JURID - Apelação. Revisão contratual. Prova. Inocorrência. [04/05/10] - Jurisprudência


Apelação. Revisão contratual. Prova. Inocorrência de abusividade e excessiva onerosidade do acordo.

Tribunal de Justiça de São Paulo - TJSP.

Apelação - Revisão contratual - Prova - Inocorrência de abusividade e excessiva onerosidade do acordo - Partes manifestaram livremente suas vontades e estão ligadas por força do contrato, que deve ser respeitado em atenção ao princípio "pacta sunt servanda" - Mora dos autores bem constituída, restando correta a incidência de juros de mora e multa contratual, afastada a aplicação do princípio do "exceptio non adimpleti contractus" - Possibilidade de cobrança futura do resíduo inflacionário, que pode ser diluído nas parcelas vincendas conforme previsão contratual - Valores de corretagem não correspondem a cobrança extraordinária, sendo descabidos a restituição das quantias ou o seu abatimento do saldo devedor - Impossibilidade de repetição do indébito, uma vez que não houve pagamento de valores não devidos - Recurso dos autores improvido.

Carência de ação - Não verificada a falta de interesse de agir da co-ré Cipasa para a interposição de recurso - Livre exercício dos direitos de acesso ao Poder Judiciário e devido processo legal - Caráter protelatório do recurso não reconhecido, sendo descabida a condenação a pena por litigância de má-fé - Preliminares afastadas.

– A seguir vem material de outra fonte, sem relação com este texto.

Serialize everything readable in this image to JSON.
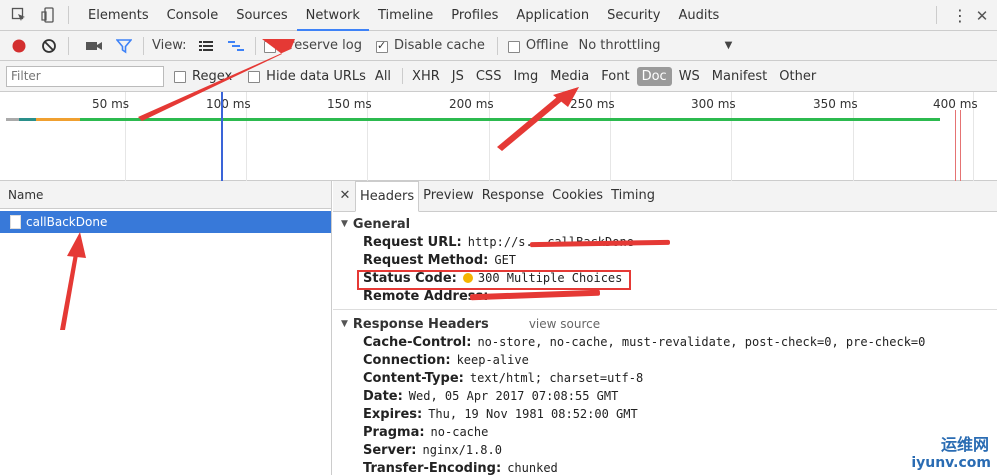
{
  "tabbar": {
    "tabs": [
      "Elements",
      "Console",
      "Sources",
      "Network",
      "Timeline",
      "Profiles",
      "Application",
      "Security",
      "Audits"
    ],
    "active_tab": "Network",
    "kebab": "⋮",
    "close": "✕"
  },
  "toolbar": {
    "view_label": "View:",
    "preserve_log": "Preserve log",
    "disable_cache": "Disable cache",
    "offline": "Offline",
    "throttling": "No throttling"
  },
  "filterbar": {
    "placeholder": "Filter",
    "regex": "Regex",
    "hide_data_urls": "Hide data URLs",
    "types": [
      "All",
      "XHR",
      "JS",
      "CSS",
      "Img",
      "Media",
      "Font",
      "Doc",
      "WS",
      "Manifest",
      "Other"
    ],
    "active_type": "Doc"
  },
  "overview": {
    "ticks": [
      "50 ms",
      "100 ms",
      "150 ms",
      "200 ms",
      "250 ms",
      "300 ms",
      "350 ms",
      "400 ms"
    ]
  },
  "requests": {
    "header": "Name",
    "items": [
      {
        "name": "callBackDone"
      }
    ]
  },
  "details": {
    "close": "✕",
    "tabs": [
      "Headers",
      "Preview",
      "Response",
      "Cookies",
      "Timing"
    ],
    "active_tab": "Headers",
    "general": {
      "title": "General",
      "rows": [
        {
          "key": "Request URL:",
          "value": "http://s...callBackDone"
        },
        {
          "key": "Request Method:",
          "value": "GET"
        },
        {
          "key": "Status Code:",
          "value": "300 Multiple Choices"
        },
        {
          "key": "Remote Address:",
          "value": ""
        }
      ]
    },
    "response_headers": {
      "title": "Response Headers",
      "view_source": "view source",
      "rows": [
        {
          "key": "Cache-Control:",
          "value": "no-store, no-cache, must-revalidate, post-check=0, pre-check=0"
        },
        {
          "key": "Connection:",
          "value": "keep-alive"
        },
        {
          "key": "Content-Type:",
          "value": "text/html; charset=utf-8"
        },
        {
          "key": "Date:",
          "value": "Wed, 05 Apr 2017 07:08:55 GMT"
        },
        {
          "key": "Expires:",
          "value": "Thu, 19 Nov 1981 08:52:00 GMT"
        },
        {
          "key": "Pragma:",
          "value": "no-cache"
        },
        {
          "key": "Server:",
          "value": "nginx/1.8.0"
        },
        {
          "key": "Transfer-Encoding:",
          "value": "chunked"
        }
      ]
    }
  },
  "watermark": {
    "cn": "运维网",
    "en": "iyunv.com"
  },
  "colors": {
    "accent": "#3e82f7",
    "selected_row": "#3879d9",
    "record": "#d32f2f",
    "annotation": "#e53935",
    "status_dot": "#f5b400"
  }
}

Apelação - Inocorrência de anatocismo - Taxa de juros constante dos contratos se trata de juros simples acumulados, não restando configurada a capitalização sobre juros compostos - Redação equivocada de cláusula contratual que estabeleceu acréscimo de juros compostos de financiamento, quando a taxa aplicada no caso em exame corresponde a juros simples - Diferença de valores devidos apurada em laudo pericial se deve à desconsideração do cômputo do resíduo inflacionário, que deve ser acrescido ao valor final, ficando mantidos os valores das parcelas cobradas e do saldo devedor apurado pela co-ré - Recurso da co-ré provido.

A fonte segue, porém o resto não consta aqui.